まずはこの動画を見ることからはじめよう。
この動画は「Project Glass」と言って、小型のディスプレイを備えたウェアラブル端末のコンセプト動画になる。まず、このAR眼鏡と連動しているサービスがすべて既にGoogleから提供されているのことからも、GoogleとAR眼鏡の両者の相性の良さが見て取れる。そして、それだけではなく、この眼鏡はGoogleの決定的な欠点を補うことすらする。
Googleを使ううえでやっかいだったのは、「真に役に立つ情報を引き出すためのキーはユーザー自身が知っているとは限らない」ということだった。技術ではどうしようもなかった。Facebookはそれをすでに現実にあった人間同士のネットワークをインターネット上に持ってくることでそれを補完した。
もう少し突っ込むと、Googleが提供するWeb体験とは、「ネットサーフィン中は自分が探そうとした情報以外に到達しない」ものだった。そこになかった「偶然」を、FacebookやTwitterなどのSNS系のサービス(Twitterがその特性が顕著だろう)は提供していた。
GoogleはAR眼鏡によって「偶然」を手に入れることができる。僕たちは煮詰まったときには散歩をすることでアイデアを得る。偶然をモノにする。そして、Googleはそこに居合わせるという寸法だ。serendipity(セレンディピティ: 偶然を司る能力)とでも言おうか。Googleが手に入れようとしている能力のことだ。
アートプロジェクトのとき(参考: Googleのアートプロジェクトはすごく筋が通っている - 【旧】新書いとおかし)は抽象的だった危機感がより、具体化されて差し迫ってきている。Googleは僕たちがアイデアに詰まったときに散歩をして手に入れるような「偶然」まで支配するのか。
■ 蛇足: オレはこう考える
- それにしてもこのAR眼鏡、「Siriのもう一端」とも呼べそうな、その音声入力との相性の良さが印象的だ。

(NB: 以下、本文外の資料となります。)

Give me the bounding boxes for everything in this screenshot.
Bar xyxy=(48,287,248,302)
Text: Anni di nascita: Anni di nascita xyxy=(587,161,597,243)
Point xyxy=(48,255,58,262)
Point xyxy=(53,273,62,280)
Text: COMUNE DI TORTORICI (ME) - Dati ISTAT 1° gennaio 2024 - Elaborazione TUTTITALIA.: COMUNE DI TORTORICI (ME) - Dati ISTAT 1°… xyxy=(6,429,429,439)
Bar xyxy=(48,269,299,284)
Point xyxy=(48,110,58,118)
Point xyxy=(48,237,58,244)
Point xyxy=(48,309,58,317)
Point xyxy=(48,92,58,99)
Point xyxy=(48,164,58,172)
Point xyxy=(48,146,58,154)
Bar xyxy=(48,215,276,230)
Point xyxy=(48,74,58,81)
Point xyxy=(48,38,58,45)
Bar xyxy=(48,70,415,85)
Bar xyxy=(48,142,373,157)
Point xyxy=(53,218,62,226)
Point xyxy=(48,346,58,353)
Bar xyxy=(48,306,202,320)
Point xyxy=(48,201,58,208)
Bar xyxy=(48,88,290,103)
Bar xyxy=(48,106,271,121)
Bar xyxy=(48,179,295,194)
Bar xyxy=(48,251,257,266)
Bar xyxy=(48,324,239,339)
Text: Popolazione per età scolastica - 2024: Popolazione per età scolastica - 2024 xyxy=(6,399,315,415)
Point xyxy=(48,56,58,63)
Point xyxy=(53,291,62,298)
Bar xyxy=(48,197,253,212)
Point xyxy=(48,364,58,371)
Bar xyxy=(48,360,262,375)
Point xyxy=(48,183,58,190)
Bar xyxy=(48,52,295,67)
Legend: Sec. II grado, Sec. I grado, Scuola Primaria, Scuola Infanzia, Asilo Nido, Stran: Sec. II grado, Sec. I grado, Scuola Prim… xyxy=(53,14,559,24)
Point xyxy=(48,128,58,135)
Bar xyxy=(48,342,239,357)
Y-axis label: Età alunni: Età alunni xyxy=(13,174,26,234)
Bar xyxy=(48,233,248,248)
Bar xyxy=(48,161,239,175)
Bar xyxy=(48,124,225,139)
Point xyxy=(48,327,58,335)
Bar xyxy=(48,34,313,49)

- この眼鏡によってGoogleはFacebookという亡霊(というよりもGoogleの株主の意向?)に狂わされて創造したGoogle+というサービスの借金を返済できる。最も、動画からも分かる通りGoogle+はただの友達との共有の場としての1機能に過ぎなくなるわけだが。まあ、数多くのサービスを統一されたプラットフォームから提供する利点はAppleとGoogle自身がスマートフォンの戦場で教えてくれた教訓だ(実はTwitterもそうだ)。